• DepthAI
  • Converting running code to standalone mode

Hey guys, how are you doing? I have this code, and how can I run it in standalone mode? I have both OAK-1 PoE and OAK-D PoE cameras, I want to run it in standalone mode to get the maximum performance as possible. Is there any step-by-step documentation or tutorial on how to convert into a standalone mode? I read the official website, But couldn't understand well exactly how to do it. I'll leave the code below, hope you will help me thanks 🙂

from pathlib import Path
import cv2
import depthai as dai
import time
from environs import Env

env = Env()
env.read_env()

MxID = env('MxID')
# Set custom ROI coordinates (x, y, width, height)
custom_roi = (350/640, 250/640, 640/640, 640/640)

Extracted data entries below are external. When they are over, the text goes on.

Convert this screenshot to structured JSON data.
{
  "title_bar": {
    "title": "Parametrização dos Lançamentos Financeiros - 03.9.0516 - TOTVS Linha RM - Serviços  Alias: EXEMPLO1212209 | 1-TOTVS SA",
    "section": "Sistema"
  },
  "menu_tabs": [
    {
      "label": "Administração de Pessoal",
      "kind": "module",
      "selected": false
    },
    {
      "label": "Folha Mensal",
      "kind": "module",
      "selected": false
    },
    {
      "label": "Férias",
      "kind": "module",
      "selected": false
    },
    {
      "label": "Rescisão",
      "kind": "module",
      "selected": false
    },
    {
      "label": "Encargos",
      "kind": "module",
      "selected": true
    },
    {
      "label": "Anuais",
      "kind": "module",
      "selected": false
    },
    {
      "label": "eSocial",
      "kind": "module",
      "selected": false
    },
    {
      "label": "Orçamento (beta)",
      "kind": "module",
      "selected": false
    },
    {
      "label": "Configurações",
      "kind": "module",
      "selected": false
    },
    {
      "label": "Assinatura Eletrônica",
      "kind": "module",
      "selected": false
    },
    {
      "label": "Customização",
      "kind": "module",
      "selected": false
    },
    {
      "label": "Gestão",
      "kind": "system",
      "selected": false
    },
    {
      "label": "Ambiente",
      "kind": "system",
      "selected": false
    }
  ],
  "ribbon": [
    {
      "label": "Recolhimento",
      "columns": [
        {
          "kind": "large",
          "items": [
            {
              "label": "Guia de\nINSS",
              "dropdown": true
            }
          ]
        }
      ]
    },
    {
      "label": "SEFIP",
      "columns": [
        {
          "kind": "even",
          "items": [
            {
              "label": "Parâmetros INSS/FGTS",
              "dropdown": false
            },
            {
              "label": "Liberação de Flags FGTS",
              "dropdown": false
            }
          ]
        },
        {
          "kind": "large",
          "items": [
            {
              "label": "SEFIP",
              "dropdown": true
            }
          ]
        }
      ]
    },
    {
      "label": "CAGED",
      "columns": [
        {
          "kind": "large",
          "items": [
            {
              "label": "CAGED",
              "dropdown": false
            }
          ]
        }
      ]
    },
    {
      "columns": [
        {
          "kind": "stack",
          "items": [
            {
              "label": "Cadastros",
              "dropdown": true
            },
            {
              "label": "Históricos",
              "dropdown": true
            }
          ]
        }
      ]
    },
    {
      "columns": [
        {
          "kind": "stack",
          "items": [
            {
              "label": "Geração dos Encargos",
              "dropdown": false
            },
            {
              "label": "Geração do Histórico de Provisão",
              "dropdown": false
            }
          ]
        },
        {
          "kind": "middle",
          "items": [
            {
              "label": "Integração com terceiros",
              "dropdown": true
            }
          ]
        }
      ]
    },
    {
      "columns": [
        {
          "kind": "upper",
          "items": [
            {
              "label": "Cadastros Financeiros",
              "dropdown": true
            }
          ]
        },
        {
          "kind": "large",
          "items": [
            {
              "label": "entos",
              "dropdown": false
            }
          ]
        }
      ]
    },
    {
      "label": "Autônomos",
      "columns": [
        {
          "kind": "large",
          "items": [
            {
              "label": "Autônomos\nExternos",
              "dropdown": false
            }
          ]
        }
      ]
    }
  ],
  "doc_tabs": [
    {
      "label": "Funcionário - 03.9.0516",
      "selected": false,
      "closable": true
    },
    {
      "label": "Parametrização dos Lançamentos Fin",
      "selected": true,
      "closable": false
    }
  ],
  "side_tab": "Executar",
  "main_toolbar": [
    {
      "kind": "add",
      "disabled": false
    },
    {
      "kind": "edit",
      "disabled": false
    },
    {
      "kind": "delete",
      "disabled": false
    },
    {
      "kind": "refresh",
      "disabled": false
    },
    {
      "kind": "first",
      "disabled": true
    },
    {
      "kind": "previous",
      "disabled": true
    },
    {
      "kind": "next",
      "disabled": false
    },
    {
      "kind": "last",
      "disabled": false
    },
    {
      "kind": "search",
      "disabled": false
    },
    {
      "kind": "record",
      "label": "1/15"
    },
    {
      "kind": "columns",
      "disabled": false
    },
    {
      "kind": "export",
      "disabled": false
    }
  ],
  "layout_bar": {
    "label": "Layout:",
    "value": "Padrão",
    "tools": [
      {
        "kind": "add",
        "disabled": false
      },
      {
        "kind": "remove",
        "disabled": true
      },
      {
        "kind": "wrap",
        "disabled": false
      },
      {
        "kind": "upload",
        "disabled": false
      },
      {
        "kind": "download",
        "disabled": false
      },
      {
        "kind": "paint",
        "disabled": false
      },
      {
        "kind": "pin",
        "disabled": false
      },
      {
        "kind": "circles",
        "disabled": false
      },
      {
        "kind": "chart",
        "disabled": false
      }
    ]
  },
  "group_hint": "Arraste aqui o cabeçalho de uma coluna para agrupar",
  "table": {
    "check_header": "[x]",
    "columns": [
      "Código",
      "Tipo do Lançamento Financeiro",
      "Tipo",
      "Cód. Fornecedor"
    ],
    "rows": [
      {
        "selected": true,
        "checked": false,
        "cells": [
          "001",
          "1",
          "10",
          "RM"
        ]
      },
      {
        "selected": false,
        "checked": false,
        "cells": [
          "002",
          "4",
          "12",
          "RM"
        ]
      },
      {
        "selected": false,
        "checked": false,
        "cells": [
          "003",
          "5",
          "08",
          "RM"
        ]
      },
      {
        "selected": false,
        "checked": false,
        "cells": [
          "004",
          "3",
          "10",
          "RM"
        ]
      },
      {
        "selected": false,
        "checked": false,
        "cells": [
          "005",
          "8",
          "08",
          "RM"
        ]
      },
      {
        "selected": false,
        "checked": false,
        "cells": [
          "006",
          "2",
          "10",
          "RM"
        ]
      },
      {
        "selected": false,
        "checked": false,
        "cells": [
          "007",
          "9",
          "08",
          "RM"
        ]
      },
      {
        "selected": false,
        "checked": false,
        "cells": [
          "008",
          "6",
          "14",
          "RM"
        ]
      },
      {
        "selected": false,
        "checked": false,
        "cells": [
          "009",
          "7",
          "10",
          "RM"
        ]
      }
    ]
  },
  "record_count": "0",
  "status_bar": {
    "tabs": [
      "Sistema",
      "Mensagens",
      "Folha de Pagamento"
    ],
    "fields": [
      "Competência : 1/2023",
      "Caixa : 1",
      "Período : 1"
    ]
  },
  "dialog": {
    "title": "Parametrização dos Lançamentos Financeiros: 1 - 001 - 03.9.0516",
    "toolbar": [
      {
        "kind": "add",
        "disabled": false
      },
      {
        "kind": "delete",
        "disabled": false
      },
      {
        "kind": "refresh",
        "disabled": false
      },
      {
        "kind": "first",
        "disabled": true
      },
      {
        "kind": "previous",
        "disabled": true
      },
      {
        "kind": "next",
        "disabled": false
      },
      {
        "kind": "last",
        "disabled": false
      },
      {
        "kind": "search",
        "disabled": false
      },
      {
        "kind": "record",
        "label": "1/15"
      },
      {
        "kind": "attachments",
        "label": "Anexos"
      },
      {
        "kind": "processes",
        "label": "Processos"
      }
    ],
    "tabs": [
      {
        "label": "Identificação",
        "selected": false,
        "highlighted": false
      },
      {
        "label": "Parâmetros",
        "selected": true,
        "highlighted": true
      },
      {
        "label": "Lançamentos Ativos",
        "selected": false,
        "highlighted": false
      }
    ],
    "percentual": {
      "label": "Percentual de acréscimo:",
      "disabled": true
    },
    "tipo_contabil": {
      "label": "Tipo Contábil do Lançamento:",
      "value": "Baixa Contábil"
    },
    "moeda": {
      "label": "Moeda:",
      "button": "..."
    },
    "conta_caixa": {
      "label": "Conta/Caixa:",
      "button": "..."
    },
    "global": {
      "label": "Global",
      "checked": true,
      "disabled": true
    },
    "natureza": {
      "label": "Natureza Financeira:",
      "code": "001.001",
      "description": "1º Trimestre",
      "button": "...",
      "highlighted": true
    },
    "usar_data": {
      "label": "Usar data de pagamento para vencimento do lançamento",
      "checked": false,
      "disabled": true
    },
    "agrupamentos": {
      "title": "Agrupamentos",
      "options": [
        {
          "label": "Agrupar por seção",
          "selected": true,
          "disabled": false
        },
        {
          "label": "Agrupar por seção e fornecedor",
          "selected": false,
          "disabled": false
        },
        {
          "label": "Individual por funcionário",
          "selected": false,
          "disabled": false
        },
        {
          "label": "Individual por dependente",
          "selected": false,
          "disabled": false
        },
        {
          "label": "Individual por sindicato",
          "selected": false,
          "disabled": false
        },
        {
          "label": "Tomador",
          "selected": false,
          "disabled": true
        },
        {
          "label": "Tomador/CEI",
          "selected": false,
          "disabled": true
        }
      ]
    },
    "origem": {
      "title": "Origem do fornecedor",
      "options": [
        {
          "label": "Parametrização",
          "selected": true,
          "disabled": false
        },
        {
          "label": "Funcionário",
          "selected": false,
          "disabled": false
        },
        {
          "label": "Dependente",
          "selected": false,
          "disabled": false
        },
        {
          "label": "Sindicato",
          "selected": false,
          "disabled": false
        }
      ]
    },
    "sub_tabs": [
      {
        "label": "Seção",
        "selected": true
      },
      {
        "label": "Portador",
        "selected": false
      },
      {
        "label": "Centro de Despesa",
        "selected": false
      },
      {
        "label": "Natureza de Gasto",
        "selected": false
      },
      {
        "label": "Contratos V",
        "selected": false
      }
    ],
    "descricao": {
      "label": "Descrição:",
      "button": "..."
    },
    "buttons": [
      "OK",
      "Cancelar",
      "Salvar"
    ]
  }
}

# Coordinates of the counting line
line_start = (320, 0)
line_end = (320, 640)

# tiny yolo v4 label texts
labelMap = ["person",]

nnPath = str((Path(__file__).parent / Path('model/yolov6n_coco_640x640_openvino_2022.1_6shave.blob')).resolve().absolute())

# Creating pipeline
pipeline = dai.Pipeline()

# Sources and outputs
camRgb = pipeline.create(dai.node.ColorCamera)
detectionNetwork = pipeline.create(dai.node.YoloDetectionNetwork)
objectTracker = pipeline.create(dai.node.ObjectTracker)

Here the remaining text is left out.